Traces
In some far corner of my mind there was a little echo of poetry that would, at odd moments, faintly sound into my consciousness, not quite discernible. I pulled down some books to find it out. I suspected Feinman for the culprit, and he was, with the first line, or lines, of his poem below. But other resonances seemed involved, entangled, so I pursued them to the next poem, part of poem, and line, which I present here in this post.
Late Light
by Alvin Feinman
Gracious this candid pair of eyes–
I stir my cup, and let
the grain lie liquid.
Outside, the steam that rises
from tracks the gravel cannot hold
has entered a shade of the light.
Light I remember seeing
at a dry enduring stairwell,
an abandoned flight of stairs.
*****
Modern Craft
by Hart Crane
Though I have touched her flesh of moons,
Still she sits gestureless and mute,
Drowning cool pearls in alcohol.
O blameless shyness;– innocence dissolute!
She hazards jet; wears tiger-lilies;–
And bolts herself within a jewelled belt.
Too many palms have grazed her shoulders:
Surely she must have felt.
Ophelia had such eyes; but she
Even, sank in love and choked with flowers.
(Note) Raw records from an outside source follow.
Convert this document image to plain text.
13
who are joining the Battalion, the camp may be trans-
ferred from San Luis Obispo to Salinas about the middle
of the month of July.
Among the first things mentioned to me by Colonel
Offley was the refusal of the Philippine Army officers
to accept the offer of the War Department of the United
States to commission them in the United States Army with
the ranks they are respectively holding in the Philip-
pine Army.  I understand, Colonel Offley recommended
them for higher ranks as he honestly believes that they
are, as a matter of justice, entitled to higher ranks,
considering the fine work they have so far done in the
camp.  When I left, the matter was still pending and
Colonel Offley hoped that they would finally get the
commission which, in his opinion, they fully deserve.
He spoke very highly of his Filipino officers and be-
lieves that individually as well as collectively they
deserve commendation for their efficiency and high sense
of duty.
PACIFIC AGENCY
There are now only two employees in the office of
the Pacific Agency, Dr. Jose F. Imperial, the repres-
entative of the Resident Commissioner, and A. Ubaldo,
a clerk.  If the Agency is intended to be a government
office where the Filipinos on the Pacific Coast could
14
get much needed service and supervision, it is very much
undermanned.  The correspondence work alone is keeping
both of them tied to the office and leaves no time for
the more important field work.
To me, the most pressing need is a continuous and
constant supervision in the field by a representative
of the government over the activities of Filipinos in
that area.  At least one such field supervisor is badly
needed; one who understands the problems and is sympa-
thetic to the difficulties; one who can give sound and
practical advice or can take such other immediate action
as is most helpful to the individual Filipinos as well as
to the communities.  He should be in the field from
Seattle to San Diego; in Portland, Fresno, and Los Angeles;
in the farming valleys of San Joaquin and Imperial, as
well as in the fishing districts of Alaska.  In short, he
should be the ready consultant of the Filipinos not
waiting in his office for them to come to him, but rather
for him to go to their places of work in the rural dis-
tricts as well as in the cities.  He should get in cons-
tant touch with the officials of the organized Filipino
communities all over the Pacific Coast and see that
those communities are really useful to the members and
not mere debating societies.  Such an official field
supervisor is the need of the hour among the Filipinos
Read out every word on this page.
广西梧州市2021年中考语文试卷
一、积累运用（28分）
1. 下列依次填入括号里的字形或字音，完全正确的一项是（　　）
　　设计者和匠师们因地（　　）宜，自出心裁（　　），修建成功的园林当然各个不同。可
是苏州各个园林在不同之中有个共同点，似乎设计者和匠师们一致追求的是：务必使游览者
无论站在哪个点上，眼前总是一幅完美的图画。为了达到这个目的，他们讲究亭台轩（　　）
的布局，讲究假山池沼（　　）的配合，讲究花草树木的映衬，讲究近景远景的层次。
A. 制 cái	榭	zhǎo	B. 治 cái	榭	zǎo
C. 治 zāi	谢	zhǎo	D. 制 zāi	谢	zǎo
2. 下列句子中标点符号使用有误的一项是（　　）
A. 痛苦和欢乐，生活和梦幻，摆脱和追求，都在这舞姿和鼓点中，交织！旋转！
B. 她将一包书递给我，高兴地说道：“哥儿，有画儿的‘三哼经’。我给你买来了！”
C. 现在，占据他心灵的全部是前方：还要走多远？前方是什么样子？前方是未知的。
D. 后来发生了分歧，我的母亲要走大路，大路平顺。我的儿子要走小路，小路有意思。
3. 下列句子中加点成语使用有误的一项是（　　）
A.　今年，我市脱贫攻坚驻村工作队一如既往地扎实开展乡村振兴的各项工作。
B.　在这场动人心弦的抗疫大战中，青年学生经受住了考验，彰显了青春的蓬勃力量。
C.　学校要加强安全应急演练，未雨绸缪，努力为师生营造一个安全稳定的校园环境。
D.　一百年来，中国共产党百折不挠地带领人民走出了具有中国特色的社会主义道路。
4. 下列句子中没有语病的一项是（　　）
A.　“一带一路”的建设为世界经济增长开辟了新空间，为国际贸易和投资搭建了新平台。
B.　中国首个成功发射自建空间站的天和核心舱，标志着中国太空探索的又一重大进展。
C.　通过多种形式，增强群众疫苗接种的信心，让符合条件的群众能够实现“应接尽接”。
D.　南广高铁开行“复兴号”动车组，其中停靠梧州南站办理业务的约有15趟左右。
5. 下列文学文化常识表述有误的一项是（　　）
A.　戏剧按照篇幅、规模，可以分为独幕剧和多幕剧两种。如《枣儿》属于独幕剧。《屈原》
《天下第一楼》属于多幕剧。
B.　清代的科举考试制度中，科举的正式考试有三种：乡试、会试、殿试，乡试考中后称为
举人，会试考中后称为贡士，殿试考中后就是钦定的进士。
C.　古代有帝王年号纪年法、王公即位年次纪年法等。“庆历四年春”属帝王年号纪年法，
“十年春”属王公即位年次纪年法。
This burns and is not burnt . . . . My modern love were
Charred at a stake in younger times than ours.
*****
from Hugh Selwyn Mauberley
by Ezra Pound
There died a myriad,
And of the best, among them,
For an old bitch gone in the teeth,
For a botched civilization,
Charm, smiling at the good mouth,
Quick eyes gone under earth’s lid,
For two gross of broken statues,
For a few thousand battered books.
*****
& from The Tempest, repeated in The Waste Land
Those are pearls that were his eyes.